In his hymn to the Blessed Sacrament, St. Thomas Aquinas prayed
“O give us endless length of days, when our true native land we see.” Thomas was reminding us of Jesus’ words “my kingdom is not here.” He was reminding us that our true native land is heaven and that any happiness we find in this world is only a hint of heaven.

Happiness of hope
The virtue of hope is rooted in reality. Hope is not wishful thinking or daydreaming about things that can never happen. It’s the belief, based on the good things we’ve already seen God do, that our longing for peace, fulfillment, and joy will be provided “packed down and overflowing” in heaven. If we believe that God wants that for us and is able to provide it, we can experience through hope the kind of happiness Chesterton referred to as knowing “we come from somewhere else.”

Chesterton loved God and loved a good paradox: a paradox is a contradiction on the surface, while revealing the truth of a mystery too big for us to grasp. The paradox of living on earth with “one foot in heaven” seems impossible, but doing so gives this life meaning and purpose. If we serve God and each other in holiness, we bring a little heaven to earth.

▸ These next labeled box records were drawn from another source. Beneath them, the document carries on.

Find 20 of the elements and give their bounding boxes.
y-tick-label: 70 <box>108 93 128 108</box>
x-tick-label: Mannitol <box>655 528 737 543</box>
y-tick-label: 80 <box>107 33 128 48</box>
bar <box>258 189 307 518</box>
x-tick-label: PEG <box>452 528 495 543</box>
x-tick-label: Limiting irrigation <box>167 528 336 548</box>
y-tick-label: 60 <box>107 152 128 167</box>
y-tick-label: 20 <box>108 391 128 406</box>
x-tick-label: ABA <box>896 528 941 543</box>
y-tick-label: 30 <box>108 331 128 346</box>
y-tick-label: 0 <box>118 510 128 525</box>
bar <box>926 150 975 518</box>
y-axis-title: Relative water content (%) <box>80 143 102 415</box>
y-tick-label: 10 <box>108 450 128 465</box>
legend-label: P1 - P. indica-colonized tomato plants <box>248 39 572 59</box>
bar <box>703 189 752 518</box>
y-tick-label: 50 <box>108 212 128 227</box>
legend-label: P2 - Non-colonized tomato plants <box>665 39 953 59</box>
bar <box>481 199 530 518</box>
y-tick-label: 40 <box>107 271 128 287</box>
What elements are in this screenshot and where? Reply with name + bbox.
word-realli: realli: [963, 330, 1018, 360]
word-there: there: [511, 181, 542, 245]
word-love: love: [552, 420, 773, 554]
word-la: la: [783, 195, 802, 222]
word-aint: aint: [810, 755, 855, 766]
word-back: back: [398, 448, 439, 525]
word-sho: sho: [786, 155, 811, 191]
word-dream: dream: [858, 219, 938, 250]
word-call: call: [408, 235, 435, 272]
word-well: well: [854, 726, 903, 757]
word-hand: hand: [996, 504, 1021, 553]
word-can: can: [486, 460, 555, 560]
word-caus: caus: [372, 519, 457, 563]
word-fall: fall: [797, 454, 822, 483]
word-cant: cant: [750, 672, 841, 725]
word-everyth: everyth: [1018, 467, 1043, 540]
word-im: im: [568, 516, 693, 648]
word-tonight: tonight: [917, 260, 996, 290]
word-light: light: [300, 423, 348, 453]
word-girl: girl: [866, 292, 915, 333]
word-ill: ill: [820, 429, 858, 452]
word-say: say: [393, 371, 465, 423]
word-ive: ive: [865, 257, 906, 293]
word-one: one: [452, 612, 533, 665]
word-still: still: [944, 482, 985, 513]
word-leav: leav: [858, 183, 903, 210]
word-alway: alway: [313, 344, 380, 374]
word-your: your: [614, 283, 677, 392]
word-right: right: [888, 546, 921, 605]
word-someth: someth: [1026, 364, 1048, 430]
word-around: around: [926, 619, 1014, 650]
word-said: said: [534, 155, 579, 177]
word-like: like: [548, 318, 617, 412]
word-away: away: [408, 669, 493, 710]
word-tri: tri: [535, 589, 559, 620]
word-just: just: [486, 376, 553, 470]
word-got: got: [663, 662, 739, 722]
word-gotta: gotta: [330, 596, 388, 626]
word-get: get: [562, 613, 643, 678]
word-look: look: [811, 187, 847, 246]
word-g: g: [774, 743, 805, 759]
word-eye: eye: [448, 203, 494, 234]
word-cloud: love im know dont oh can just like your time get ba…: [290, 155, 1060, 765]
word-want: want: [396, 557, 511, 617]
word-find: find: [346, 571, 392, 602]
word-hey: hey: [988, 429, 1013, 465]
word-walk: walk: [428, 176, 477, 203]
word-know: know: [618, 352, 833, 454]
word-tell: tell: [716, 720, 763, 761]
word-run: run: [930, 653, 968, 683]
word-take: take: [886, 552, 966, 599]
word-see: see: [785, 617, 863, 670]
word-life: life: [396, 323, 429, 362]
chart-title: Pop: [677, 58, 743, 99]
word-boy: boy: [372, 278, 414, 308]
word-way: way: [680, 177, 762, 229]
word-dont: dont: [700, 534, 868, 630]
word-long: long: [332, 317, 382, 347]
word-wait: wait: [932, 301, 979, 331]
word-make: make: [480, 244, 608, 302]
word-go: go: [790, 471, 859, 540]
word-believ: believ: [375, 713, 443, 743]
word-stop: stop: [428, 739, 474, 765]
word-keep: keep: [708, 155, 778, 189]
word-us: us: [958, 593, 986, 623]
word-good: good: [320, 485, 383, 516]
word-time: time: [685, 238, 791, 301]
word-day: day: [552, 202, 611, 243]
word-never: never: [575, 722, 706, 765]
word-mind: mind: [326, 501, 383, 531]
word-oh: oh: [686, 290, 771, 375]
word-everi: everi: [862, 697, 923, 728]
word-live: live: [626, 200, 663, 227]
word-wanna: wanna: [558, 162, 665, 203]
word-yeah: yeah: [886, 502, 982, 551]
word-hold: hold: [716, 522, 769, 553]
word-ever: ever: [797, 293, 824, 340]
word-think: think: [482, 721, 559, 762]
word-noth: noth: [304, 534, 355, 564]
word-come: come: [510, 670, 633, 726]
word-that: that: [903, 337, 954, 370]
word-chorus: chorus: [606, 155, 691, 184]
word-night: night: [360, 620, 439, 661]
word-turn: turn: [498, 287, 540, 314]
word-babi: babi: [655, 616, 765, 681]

Listening for God’s will and doing our best to follow it and bring others to God is the best way to pass the time between now and the time we go home to our “true native land.”

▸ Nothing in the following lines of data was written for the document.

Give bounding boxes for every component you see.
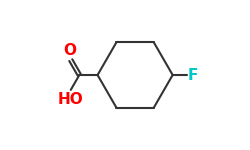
Text: F: F bbox=[188, 68, 198, 82]
Text: HO: HO bbox=[57, 92, 83, 107]
Text: O: O bbox=[64, 43, 76, 58]
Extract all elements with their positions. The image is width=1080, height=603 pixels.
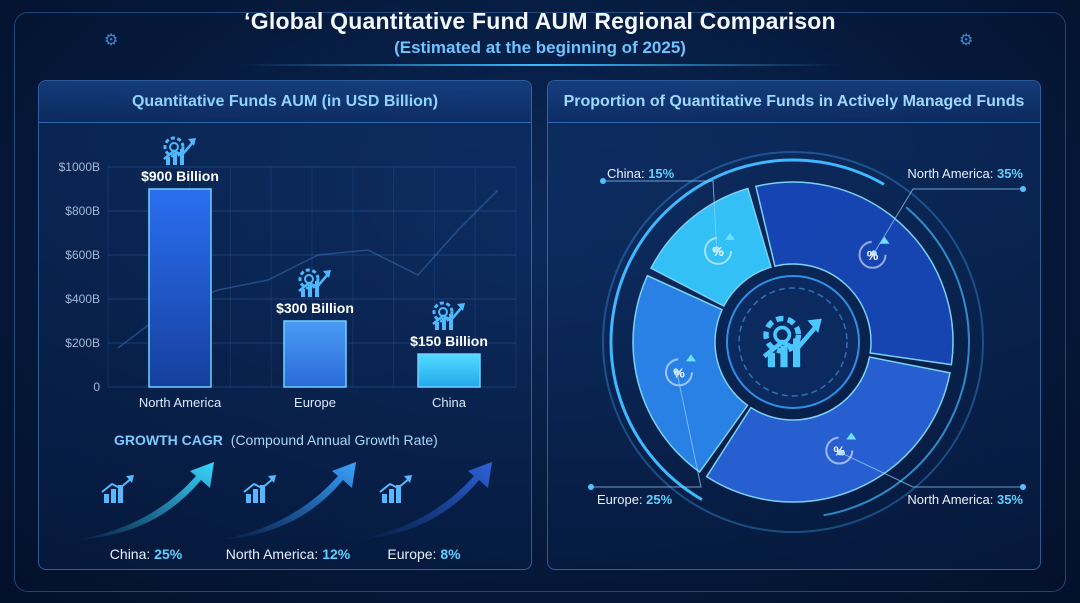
growth-heading-rest: (Compound Annual Growth Rate): [231, 432, 438, 448]
outer-arc: [609, 158, 885, 501]
up-arrow-glyph: [685, 354, 696, 362]
growth-arrow-shape: [354, 462, 492, 540]
growth-value: 8%: [440, 546, 461, 562]
x-category-label: North America: [139, 395, 222, 410]
y-tick-label: 0: [93, 380, 100, 394]
x-category-label: Europe: [294, 395, 336, 410]
growth-arrow-shape: [218, 462, 356, 540]
callout-end-dot: [1020, 186, 1026, 192]
bar: [283, 320, 347, 388]
title-underline: [240, 64, 840, 66]
y-tick-label: $600B: [65, 248, 100, 262]
callout-value: 15%: [648, 166, 674, 181]
gear-growth-chart-icon: [298, 268, 331, 297]
title-block: ‘Global Quantitative Fund AUM Regional C…: [0, 8, 1080, 58]
gear-icon: ⚙: [959, 32, 974, 49]
page-subtitle: (Estimated at the beginning of 2025): [394, 38, 686, 57]
growth-value: 25%: [154, 546, 183, 562]
donut-slice: [632, 274, 749, 474]
growth-region: China:: [110, 546, 154, 562]
donut-callouts: China: 15% North America: 35% Europe: 25% N…: [588, 166, 1026, 507]
gear-icon: ⚙: [104, 32, 119, 49]
growth-bars-icon: [243, 475, 276, 503]
bar: [148, 188, 212, 388]
callout-region: North America:: [907, 166, 997, 181]
proportion-chart-title: Proportion of Quantitative Funds in Acti…: [548, 81, 1040, 123]
x-axis-categories: North America Europe China: [139, 395, 467, 410]
up-arrow-glyph: [879, 236, 890, 244]
growth-bars-icon: [379, 475, 412, 503]
callout-line: [873, 188, 1023, 254]
callout-dot: [870, 250, 877, 257]
growth-label: Europe: 8%: [387, 546, 461, 562]
donut-center: [726, 275, 860, 409]
growth-heading-bold: GROWTH CAGR: [114, 432, 223, 448]
x-category-label: China: [432, 395, 467, 410]
donut-slice: [650, 187, 772, 307]
callout-label: Europe: 25%: [597, 492, 673, 507]
callout-end-dot: [1020, 484, 1026, 490]
callout-label: North America: 35%: [907, 492, 1023, 507]
callout-line: [591, 372, 702, 488]
growth-arrow: [354, 462, 492, 540]
callout-line: [839, 451, 1023, 488]
center-ring-dashed: [738, 287, 848, 397]
y-tick-label: $800B: [65, 204, 100, 218]
callout-value: 35%: [997, 492, 1023, 507]
bar: [417, 353, 481, 388]
callout-region: North America:: [907, 492, 997, 507]
up-arrow-glyph: [725, 232, 736, 240]
bar-value-label: $150 Billion: [410, 333, 488, 349]
aum-chart-title: Quantitative Funds AUM (in USD Billion): [39, 81, 531, 123]
callout-value: 35%: [997, 166, 1023, 181]
callout-label: North America: 35%: [907, 166, 1023, 181]
growth-arrow-shape: [76, 462, 214, 540]
y-tick-label: $1000B: [59, 160, 100, 174]
bar-value-label: $900 Billion: [141, 168, 219, 184]
donut-slice: [705, 356, 951, 503]
bar-value-label: $300 Billion: [276, 300, 354, 316]
growth-heading: GROWTH CAGR (Compound Annual Growth Rate…: [114, 432, 438, 448]
outer-arc: [823, 206, 970, 517]
bar-marks: [148, 188, 481, 388]
bar-icons: [163, 136, 465, 330]
page-title: ‘Global Quantitative Fund AUM Regional C…: [244, 8, 836, 34]
growth-label: North America: 12%: [226, 546, 351, 562]
aum-bar-chart: 0 $200B $400B $600B $800B $1000B $900 Billion…: [59, 136, 517, 562]
up-arrow-glyph: [846, 432, 857, 440]
callout-label: China: 15%: [607, 166, 675, 181]
callout-end-dot: [600, 178, 606, 184]
callout-line: [603, 180, 718, 250]
bar-value-labels: $900 Billion $300 Billion $150 Billion: [141, 168, 488, 349]
y-tick-label: $400B: [65, 292, 100, 306]
growth-region: Europe:: [387, 546, 440, 562]
gear-growth-chart-icon: [432, 301, 465, 330]
growth-region: North America:: [226, 546, 322, 562]
callout-value: 25%: [646, 492, 672, 507]
y-tick-label: $200B: [65, 336, 100, 350]
growth-label: China: 25%: [110, 546, 183, 562]
proportion-donut-chart: %%%% China: 15% North America: 35% Europe:…: [588, 151, 1026, 533]
callout-end-dot: [588, 484, 594, 490]
growth-items: China: 25% North America: 12% Europe: 8%: [76, 462, 492, 562]
growth-arrow: [76, 462, 214, 540]
callout-region: Europe:: [597, 492, 646, 507]
center-ring: [726, 275, 860, 409]
growth-value: 12%: [322, 546, 351, 562]
donut-slices: %%%%: [632, 181, 954, 503]
growth-bars-icon: [101, 475, 134, 503]
growth-arrow: [218, 462, 356, 540]
y-axis-ticks: 0 $200B $400B $600B $800B $1000B: [59, 160, 101, 394]
outer-frame: [14, 12, 1066, 592]
donut-slice: [754, 181, 954, 366]
gear-growth-chart-icon: [163, 136, 196, 165]
donut-decor-rings: [602, 151, 984, 533]
callout-region: China:: [607, 166, 648, 181]
outer-ring: [602, 151, 984, 533]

In reminding herself that God is our homeland, St. Teresa of Avila famously prayed:

“Let nothing disturb you. Let nothing frighten you. All things are passing away: God never changes. Patience obtains all things. Whoever has God lacks nothing; God alone suffices.”

Love always,
Rose

12 Responses to “GKC’s recipe for happiness in this world”

  1. Margaret

    Dear Rose,

    Thank you! for bringing Chesterton and so many treasures to light for our many dispositions.
    I used to subscribe to the Chesterton Magazine when Father Schall, S.J. was a contributor. Mos of Chesterton’s books are free for Kindle on Amazon. His thoughts are relevant for all our tipsy-turvey times and can be an exercise in thinking as well as humorous and wise.
    With gratitude for all you do, and God bless you. Margaret

    Reply
    • Rose Folsom

      Margaret,
      Yes, Fr. Schall was a great priest who loved the truth. You’re right — Chesterton saw our time coming and has given us a way to approach things with wisdom and humor — so much needed now!
      Rose

      Reply
  2. Mary Faye McAneny

    Because this was so powerful I shared this with four folks i am accompanying . Thanks, Rose.

    Reply
  3. Lynda Rozell

    Wonderful and inspiring reflection! Thank you Rose. I hope we can meet up again in November when I’m back in northern Virginia. Blessings, Lynda

    Reply
    • Susan

      Hi Lynda
      I met you at St. Ann’s in Bethany Beach, DE.
      Good to see your name pop up here with Rose.
      How is your journey going,?
      I brought your book to St. Louis and a friend read it and enjoyed your story. I also enjoy following Rose

      Reply
  4. Judy Miller

    I appreciate your gentle yet strong reminders! Patience and Hope were what I needed to hear today! I want to consciously apply them in my daily life and share with others as we look towards our true home!
    Thank you- God Bless~
    Judy Miller

    Reply
  5. Tom Roberts

    There is a story that Chesterton might have thought himself in the wrong world as he was studying to become a Catholic: He attended a noontime mass on a rainy day in London. As Chesterton was leaving he discovered his umbrella was gone. He marched back to the sacristy demanding to know what kind of a place this was. The priest replied “It’s a place for sinners; welcome!”

    Reply
  6. Peggy Hool

    The quote from Chesterton reminds me of something I once heard (and I’m paraphrasing): Fish are perfectly content and have no anxiety because they are where they belong. We, on the other hand, experience much angst and stress because this life is not where we belong.